Step 4: Multiply the remaining factors together.
- Multiply the factors (numbers and variables) in the numerator and denominator.
By following these steps, you will simplify the given expression.
To simplify the given expression, we can apply several properties of exponents. Let's break down each step and state which property justifies it:
Step 1: Simplify within parentheses:
3^2 = 9
2^2 = 4
Step 2: Divide exponents of like bases (x^6 / x^4 = x^(6 - 4) = x^2):
x^6 / x^4 = x^(6 - 4) = x^2
Step 3: Multiply exponents of like bases (z^10 * z^4 = z^(10 + 4) = z^14):
z^10 * z^4 = z^(10 + 4) = z^14
Step 4: Divide exponents of like bases (z^14 / z^3 = z^(14 - 3) = z^11):
z^14 / z^3 = z^(14 - 3) = z^11
Step 5: Multiply exponents of like bases (z^11 * z^6 = z^(11 + 6) = z^17):
z^11 * z^6 = z^(11 + 6) = z^17
Step 6: Divide exponents of like bases (x^2 / x^2 = x^(2 - 2) = x^0):
x^2 / x^2 = x^(2 - 2) = x^0
Step 7: Any nonzero number raised to the power of 0 is equal to 1 (x^0 = 1):
x^0 = 1
Step 8: Divide exponents of like bases (y^18 / y^3 = y^(18 - 3) = y^15):
y^18 / y^3 = y^(18 - 3) = y^15
Step 9: Multiply exponents of like bases (y^15 * y^4 = y^(15 + 4) = y^19):
y^15 * y^4 = y^(15 + 4) = y^19
Step 10: Divide exponents of like bases (27 / 2^2 = 27 / 4 = 6.75):
27 / 2^2 = 27 / 4 = 6.75
Step 11: Divide exponents of like bases (27z^6 / z^0 = 27z^(6 - 0) = 27z^6):
27z^6 / z^0 = 27z^(6 - 0) = 27z^6
Step 12: Multiply exponents of like bases (6.75 * 27z^6 = 182.25z^6)
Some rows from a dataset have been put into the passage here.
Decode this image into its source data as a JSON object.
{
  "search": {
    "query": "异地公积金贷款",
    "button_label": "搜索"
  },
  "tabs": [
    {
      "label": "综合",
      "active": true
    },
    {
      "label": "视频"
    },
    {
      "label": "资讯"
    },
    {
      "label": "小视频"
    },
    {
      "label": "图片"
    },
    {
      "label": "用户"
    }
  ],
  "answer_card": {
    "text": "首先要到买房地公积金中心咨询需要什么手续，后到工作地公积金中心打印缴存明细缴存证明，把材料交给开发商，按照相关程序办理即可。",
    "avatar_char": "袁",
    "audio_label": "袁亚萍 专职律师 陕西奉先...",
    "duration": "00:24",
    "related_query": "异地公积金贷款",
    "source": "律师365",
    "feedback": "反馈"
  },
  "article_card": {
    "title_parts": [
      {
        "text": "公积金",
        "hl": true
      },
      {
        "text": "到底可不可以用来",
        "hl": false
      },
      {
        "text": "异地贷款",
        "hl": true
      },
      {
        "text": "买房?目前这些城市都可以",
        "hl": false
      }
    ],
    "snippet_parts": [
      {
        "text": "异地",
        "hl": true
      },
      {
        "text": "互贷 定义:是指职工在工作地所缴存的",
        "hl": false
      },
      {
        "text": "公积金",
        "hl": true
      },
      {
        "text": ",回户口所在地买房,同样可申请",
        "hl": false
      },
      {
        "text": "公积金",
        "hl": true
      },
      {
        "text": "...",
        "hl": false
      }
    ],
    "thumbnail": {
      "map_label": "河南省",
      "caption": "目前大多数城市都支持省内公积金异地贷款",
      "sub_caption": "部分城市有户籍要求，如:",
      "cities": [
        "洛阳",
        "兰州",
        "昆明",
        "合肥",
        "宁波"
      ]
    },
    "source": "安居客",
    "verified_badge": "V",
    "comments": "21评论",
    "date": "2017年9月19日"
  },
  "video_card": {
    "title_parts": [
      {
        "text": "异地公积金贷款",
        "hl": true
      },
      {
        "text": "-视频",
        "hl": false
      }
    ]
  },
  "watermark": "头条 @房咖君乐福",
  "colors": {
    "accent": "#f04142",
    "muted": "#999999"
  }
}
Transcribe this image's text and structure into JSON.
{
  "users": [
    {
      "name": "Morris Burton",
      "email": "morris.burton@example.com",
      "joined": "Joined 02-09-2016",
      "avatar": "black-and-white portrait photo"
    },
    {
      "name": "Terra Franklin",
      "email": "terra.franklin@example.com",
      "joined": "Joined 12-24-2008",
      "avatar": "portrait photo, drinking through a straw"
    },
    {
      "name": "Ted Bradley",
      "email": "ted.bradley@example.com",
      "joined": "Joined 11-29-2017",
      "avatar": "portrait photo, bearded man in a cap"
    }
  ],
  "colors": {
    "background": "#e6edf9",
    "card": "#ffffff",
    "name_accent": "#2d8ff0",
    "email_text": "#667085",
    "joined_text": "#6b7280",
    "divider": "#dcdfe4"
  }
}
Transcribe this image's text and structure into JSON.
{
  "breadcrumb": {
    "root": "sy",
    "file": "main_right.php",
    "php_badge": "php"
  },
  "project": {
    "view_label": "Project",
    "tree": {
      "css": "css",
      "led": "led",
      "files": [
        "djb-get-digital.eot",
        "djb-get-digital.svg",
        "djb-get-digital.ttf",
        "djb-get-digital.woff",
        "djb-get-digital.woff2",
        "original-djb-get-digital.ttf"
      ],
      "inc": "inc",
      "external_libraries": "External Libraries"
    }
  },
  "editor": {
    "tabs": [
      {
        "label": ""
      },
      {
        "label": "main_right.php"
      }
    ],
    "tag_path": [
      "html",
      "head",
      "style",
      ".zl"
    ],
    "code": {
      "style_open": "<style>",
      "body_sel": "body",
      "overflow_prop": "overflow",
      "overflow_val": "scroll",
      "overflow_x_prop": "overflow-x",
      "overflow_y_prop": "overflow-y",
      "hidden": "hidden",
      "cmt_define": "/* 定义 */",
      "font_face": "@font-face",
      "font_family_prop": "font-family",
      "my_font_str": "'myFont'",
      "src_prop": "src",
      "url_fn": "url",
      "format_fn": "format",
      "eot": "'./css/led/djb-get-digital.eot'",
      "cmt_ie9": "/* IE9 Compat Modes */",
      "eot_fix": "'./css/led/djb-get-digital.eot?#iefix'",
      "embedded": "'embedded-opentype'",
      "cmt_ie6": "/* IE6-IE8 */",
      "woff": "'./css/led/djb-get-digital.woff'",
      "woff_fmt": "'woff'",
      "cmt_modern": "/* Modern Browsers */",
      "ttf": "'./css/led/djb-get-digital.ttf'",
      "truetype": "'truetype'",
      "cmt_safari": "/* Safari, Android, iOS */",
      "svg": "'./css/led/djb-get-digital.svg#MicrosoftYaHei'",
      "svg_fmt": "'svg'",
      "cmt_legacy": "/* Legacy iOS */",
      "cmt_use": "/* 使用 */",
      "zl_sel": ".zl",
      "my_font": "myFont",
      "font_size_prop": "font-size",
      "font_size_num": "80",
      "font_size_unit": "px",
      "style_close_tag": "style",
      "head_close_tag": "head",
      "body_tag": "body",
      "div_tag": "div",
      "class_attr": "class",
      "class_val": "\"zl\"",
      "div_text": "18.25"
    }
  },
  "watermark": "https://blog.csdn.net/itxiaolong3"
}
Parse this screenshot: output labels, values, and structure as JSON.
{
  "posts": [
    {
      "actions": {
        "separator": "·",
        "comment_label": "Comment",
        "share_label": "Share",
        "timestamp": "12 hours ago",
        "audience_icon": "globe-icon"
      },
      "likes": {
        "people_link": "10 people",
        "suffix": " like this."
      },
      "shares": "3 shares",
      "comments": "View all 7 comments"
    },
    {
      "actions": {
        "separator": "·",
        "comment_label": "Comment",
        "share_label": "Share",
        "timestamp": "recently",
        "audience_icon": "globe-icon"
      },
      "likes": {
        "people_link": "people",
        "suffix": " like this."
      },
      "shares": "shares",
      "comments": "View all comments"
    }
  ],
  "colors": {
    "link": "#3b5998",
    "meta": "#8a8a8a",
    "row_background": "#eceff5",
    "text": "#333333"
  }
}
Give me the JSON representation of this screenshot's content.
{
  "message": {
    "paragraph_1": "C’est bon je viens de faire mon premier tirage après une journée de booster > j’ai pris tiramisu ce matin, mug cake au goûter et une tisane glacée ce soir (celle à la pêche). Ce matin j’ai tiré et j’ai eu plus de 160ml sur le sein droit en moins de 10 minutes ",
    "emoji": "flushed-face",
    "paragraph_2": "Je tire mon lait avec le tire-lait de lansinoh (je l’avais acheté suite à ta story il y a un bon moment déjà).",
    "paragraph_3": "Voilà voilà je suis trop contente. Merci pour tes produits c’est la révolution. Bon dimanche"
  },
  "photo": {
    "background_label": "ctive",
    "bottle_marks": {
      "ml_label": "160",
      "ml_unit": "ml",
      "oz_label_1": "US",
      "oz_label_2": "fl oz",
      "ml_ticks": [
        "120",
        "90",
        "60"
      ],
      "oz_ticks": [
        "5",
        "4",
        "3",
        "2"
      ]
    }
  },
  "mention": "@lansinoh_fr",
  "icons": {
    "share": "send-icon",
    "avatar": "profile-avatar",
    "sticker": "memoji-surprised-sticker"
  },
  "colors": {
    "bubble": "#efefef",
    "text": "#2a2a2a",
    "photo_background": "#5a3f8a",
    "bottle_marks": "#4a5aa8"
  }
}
Step 13: Divide exponents of like bases (182.25z^6 / x^2 = 182.25z^6 / x^2)
Step 14: Divide exponents of like bases (182.25z^6 / y^19 = 182.25z^6 / y^19)
Therefore, the properties of exponents used in each step are:
- Step 2: Division of exponents when dividing like bases
- Step 3: Multiplication of exponents when multiplying like bases
- Step 4: Division of exponents when dividing like bases
- Step 5: Multiplication of exponents when multiplying like bases
- Step 6: Division of exponents when dividing like bases
- Step 8: Any nonzero number raised to the power of 0 equals 1
- Step 9: Multiplication of exponents when multiplying like bases
- Step 10: Division of exponents when dividing like bases
- Step 11: Division of exponents when dividing like bases.